The nitty gritty of profit
Bear with me as we delve into some technical business terms. The reason you might choose to stock semi-mounts is to avoid having to carry a brand’s feature diamonds in inventory. Since you are not bearing that cost as an asset, when you sell a semi-mount, you can credit the gross profit of the sale—including the ‘on-demand’ feature diamond—against the cost of the semi-mount alone. This boosts and accurately reflects the economic impact of a branded semi-mount on your inventory investment.
For example, take a $1000 semi-mount with a $3000 diamond you brought in on memo to make the sale—which sits for an entire year before you sell it. The entire cost of the ring was $4000, but you made that sale with only $1000 invested in your store’s inventory. With leverage like that, you don’t need to turn over your semi-mounts two or three times per year for them to be profitable. However, don’t forget a lower turnover means fewer new styles coming into stock.
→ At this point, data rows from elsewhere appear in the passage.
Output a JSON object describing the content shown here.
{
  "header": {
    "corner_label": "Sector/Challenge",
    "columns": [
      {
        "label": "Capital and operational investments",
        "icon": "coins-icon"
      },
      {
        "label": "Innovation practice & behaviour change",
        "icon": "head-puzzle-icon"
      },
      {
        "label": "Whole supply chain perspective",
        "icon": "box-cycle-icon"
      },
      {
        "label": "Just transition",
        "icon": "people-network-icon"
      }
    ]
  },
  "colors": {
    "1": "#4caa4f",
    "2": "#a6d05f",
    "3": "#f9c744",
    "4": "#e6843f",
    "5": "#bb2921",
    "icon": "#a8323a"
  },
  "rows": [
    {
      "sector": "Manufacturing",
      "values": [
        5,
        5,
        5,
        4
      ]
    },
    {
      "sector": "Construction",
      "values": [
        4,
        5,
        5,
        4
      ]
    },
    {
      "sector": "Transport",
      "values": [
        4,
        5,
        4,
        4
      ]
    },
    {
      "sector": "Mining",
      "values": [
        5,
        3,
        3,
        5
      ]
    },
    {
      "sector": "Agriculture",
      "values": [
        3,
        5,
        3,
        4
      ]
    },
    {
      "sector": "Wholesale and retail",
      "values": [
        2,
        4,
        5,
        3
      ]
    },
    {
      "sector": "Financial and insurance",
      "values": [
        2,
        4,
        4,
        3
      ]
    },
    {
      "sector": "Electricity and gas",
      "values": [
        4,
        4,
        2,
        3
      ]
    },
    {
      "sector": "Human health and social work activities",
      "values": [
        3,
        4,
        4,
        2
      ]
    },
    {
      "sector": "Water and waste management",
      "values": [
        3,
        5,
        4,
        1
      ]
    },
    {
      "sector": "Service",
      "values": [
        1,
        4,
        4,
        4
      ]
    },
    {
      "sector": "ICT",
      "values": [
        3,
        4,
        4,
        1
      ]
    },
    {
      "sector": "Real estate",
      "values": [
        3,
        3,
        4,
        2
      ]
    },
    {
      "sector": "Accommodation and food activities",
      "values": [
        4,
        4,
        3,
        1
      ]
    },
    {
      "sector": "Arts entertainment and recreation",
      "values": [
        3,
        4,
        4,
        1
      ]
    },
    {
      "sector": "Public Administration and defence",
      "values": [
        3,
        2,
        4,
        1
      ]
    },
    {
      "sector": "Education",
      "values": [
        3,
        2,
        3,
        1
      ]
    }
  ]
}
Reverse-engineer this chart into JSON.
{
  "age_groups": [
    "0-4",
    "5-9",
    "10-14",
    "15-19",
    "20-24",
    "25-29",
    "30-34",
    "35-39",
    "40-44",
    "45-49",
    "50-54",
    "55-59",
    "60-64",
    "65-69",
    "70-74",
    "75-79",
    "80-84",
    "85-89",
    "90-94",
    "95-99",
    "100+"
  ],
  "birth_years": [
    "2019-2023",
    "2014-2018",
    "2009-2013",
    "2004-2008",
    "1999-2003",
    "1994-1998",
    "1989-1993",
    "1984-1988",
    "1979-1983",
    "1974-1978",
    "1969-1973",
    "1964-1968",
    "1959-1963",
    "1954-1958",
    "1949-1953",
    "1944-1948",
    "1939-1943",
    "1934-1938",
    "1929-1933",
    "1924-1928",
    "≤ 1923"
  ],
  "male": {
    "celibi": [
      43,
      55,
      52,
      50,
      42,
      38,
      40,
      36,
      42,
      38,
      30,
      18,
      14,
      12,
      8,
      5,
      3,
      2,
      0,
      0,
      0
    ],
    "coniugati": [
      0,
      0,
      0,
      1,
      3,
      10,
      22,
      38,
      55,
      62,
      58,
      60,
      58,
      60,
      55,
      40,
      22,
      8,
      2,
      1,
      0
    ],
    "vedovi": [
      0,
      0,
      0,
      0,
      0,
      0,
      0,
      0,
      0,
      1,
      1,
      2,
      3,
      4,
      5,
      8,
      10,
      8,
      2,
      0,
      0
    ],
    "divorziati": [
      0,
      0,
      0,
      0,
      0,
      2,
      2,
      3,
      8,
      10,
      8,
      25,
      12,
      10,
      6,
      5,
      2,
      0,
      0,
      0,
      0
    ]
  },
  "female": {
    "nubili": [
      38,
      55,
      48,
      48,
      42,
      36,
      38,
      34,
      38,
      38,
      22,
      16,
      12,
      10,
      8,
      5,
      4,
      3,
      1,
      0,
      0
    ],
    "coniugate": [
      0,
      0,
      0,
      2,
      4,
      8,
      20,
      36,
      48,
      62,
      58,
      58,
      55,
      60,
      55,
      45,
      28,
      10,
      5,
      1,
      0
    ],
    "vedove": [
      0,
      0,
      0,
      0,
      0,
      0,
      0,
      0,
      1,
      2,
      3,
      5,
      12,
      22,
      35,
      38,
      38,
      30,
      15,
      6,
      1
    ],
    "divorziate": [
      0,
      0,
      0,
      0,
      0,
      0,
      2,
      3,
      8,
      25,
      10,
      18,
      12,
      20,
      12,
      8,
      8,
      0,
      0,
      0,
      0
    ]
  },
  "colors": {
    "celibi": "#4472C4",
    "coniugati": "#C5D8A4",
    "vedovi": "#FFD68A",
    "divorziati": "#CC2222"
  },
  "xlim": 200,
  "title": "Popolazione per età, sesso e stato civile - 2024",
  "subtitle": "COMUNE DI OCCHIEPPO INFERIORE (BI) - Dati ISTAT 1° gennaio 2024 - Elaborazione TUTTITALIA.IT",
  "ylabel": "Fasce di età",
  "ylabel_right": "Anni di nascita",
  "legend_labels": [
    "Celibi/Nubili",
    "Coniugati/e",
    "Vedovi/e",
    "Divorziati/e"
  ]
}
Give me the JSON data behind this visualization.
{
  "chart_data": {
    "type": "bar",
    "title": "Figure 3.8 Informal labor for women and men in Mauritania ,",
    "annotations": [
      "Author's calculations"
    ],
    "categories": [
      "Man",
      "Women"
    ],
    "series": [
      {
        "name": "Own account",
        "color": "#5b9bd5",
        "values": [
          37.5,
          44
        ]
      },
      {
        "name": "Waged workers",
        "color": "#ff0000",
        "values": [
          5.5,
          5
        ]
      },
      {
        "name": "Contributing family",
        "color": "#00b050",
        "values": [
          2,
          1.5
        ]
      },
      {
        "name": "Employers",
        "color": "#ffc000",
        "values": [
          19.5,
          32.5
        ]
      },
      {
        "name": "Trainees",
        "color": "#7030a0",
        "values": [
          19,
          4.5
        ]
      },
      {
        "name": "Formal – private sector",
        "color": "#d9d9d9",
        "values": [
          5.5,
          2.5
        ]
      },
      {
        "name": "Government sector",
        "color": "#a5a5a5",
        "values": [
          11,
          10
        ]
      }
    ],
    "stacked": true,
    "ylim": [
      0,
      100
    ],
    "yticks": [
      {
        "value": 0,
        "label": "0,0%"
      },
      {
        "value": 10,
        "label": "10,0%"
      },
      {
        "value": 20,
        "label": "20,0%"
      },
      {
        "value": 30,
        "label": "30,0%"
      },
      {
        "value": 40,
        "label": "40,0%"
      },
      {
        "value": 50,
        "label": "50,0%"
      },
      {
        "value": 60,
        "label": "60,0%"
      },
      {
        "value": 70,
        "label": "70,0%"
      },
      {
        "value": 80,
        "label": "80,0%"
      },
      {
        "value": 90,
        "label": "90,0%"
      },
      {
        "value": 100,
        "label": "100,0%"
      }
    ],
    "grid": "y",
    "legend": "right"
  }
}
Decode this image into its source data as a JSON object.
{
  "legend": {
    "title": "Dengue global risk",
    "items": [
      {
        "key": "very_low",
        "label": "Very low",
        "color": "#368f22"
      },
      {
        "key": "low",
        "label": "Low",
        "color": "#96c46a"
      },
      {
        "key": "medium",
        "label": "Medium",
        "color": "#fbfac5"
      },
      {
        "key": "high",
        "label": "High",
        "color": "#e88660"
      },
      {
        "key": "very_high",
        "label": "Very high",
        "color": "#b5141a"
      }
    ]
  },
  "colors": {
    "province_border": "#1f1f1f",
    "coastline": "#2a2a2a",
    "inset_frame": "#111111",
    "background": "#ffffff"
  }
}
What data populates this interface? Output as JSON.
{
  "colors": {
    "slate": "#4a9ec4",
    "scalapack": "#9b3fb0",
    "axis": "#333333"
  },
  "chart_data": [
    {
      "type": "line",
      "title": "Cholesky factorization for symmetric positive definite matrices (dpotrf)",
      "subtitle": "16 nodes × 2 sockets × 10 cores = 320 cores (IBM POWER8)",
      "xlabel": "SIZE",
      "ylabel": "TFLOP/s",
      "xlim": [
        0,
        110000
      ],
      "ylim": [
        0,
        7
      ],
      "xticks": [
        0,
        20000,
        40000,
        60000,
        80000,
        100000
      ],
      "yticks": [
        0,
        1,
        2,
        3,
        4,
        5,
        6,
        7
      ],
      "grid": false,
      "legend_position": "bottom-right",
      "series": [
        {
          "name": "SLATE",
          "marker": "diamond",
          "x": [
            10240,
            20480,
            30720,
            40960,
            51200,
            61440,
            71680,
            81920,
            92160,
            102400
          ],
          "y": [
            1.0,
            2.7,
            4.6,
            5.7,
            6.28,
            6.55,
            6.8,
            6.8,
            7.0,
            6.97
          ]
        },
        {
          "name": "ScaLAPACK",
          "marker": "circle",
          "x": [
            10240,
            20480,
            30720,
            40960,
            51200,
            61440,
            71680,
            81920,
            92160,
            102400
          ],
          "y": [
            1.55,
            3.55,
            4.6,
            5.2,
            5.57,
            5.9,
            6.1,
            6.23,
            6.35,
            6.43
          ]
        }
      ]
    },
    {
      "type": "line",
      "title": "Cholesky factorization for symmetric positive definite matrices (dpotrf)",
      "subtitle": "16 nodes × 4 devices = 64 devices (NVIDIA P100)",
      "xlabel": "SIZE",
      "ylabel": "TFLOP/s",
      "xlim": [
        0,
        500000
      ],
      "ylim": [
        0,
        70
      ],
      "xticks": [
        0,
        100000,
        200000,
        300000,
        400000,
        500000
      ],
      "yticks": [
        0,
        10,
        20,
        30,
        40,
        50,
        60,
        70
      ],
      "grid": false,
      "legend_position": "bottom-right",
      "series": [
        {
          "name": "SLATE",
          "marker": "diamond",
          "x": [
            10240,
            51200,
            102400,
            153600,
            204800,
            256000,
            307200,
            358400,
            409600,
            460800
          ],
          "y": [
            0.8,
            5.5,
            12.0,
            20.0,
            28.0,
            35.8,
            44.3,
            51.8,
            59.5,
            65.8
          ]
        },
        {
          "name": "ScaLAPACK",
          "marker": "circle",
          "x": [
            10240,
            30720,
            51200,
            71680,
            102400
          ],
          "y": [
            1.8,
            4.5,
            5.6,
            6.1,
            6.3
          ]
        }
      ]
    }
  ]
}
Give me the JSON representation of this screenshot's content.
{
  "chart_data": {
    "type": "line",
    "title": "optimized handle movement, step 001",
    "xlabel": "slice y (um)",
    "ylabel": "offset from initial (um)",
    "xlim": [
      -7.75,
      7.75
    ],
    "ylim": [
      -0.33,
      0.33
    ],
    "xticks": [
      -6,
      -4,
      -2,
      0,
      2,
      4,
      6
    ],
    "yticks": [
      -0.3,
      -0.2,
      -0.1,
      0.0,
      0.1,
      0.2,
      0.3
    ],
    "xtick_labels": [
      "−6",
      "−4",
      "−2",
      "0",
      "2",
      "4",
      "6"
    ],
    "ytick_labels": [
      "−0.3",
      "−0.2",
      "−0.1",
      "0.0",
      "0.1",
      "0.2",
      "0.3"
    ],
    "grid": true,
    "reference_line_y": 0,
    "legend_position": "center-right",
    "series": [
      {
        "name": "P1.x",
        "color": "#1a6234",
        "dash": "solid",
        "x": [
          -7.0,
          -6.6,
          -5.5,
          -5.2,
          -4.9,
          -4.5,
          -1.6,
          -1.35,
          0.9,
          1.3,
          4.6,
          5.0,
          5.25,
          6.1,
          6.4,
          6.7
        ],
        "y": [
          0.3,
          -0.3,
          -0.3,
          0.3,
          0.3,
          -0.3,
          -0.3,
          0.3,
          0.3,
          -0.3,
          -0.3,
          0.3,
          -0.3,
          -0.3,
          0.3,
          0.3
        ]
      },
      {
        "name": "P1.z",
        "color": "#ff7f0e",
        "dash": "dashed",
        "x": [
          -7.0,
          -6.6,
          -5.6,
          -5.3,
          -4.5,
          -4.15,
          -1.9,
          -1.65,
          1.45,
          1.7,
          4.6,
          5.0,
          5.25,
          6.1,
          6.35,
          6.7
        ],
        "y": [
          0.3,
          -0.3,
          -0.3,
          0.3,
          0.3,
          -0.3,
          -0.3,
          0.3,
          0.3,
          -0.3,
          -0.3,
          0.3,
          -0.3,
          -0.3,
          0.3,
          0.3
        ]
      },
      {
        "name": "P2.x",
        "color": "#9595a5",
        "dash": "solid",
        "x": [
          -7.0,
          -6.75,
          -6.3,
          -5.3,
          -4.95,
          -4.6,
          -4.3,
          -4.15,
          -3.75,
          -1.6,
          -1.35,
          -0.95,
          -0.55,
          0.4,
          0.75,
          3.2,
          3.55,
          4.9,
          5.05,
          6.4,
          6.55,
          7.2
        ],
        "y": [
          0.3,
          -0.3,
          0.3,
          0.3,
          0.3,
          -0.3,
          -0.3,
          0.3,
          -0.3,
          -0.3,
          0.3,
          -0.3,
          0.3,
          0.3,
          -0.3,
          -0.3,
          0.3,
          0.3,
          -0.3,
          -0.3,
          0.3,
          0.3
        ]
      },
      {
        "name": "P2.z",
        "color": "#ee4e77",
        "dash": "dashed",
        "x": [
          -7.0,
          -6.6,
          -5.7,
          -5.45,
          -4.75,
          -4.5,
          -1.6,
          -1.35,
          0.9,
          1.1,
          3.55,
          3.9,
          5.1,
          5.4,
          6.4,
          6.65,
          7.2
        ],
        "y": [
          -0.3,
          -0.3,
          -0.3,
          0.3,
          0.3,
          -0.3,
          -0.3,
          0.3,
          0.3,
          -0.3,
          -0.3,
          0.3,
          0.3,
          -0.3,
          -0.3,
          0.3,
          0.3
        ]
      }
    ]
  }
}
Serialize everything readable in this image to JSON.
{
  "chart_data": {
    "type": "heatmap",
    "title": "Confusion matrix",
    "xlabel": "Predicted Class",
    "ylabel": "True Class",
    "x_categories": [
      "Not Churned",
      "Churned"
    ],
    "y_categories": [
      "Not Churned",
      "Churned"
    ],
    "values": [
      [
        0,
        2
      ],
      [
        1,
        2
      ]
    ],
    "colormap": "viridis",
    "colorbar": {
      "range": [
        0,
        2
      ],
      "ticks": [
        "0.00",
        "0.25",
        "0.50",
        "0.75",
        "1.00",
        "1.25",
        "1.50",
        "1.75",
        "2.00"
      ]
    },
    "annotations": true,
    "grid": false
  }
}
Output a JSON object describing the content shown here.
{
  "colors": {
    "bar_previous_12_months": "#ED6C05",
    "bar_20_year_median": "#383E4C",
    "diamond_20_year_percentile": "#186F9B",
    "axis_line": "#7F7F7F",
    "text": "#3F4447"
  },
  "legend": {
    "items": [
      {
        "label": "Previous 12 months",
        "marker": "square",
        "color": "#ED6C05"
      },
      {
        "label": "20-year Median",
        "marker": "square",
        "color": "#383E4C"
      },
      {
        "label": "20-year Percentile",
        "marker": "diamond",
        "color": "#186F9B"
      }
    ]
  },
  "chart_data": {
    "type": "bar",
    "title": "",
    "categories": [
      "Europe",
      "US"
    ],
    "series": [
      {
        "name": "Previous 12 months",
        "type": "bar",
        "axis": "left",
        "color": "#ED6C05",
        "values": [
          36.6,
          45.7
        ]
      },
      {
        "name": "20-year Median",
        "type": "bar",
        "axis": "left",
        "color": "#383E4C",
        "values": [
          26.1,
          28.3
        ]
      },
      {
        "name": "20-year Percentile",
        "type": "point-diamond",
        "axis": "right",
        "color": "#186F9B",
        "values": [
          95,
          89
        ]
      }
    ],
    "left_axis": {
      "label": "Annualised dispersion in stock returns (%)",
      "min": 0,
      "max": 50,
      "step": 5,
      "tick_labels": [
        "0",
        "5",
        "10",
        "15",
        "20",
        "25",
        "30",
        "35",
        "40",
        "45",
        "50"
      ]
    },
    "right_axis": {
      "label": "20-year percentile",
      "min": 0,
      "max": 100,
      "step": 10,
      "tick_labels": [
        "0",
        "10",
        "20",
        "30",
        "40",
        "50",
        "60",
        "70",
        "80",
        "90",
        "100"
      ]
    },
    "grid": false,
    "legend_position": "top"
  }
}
For the real hardcore inventory analysts, consider the following. If you carry an inventory of loose diamonds to go with your semi-mounts, the more diamonds you have, the less leverage you can claim from your semi-mount program. If you have enough diamonds to fill all of your semi-mounts, then you gain nothing. This means if you have enough diamonds to fill half of your semis, you should attribute half of the diamond markup to your semi-mounts when considering their profitability. Mind blown? Nobody said being in business in 2018 was going to be easy!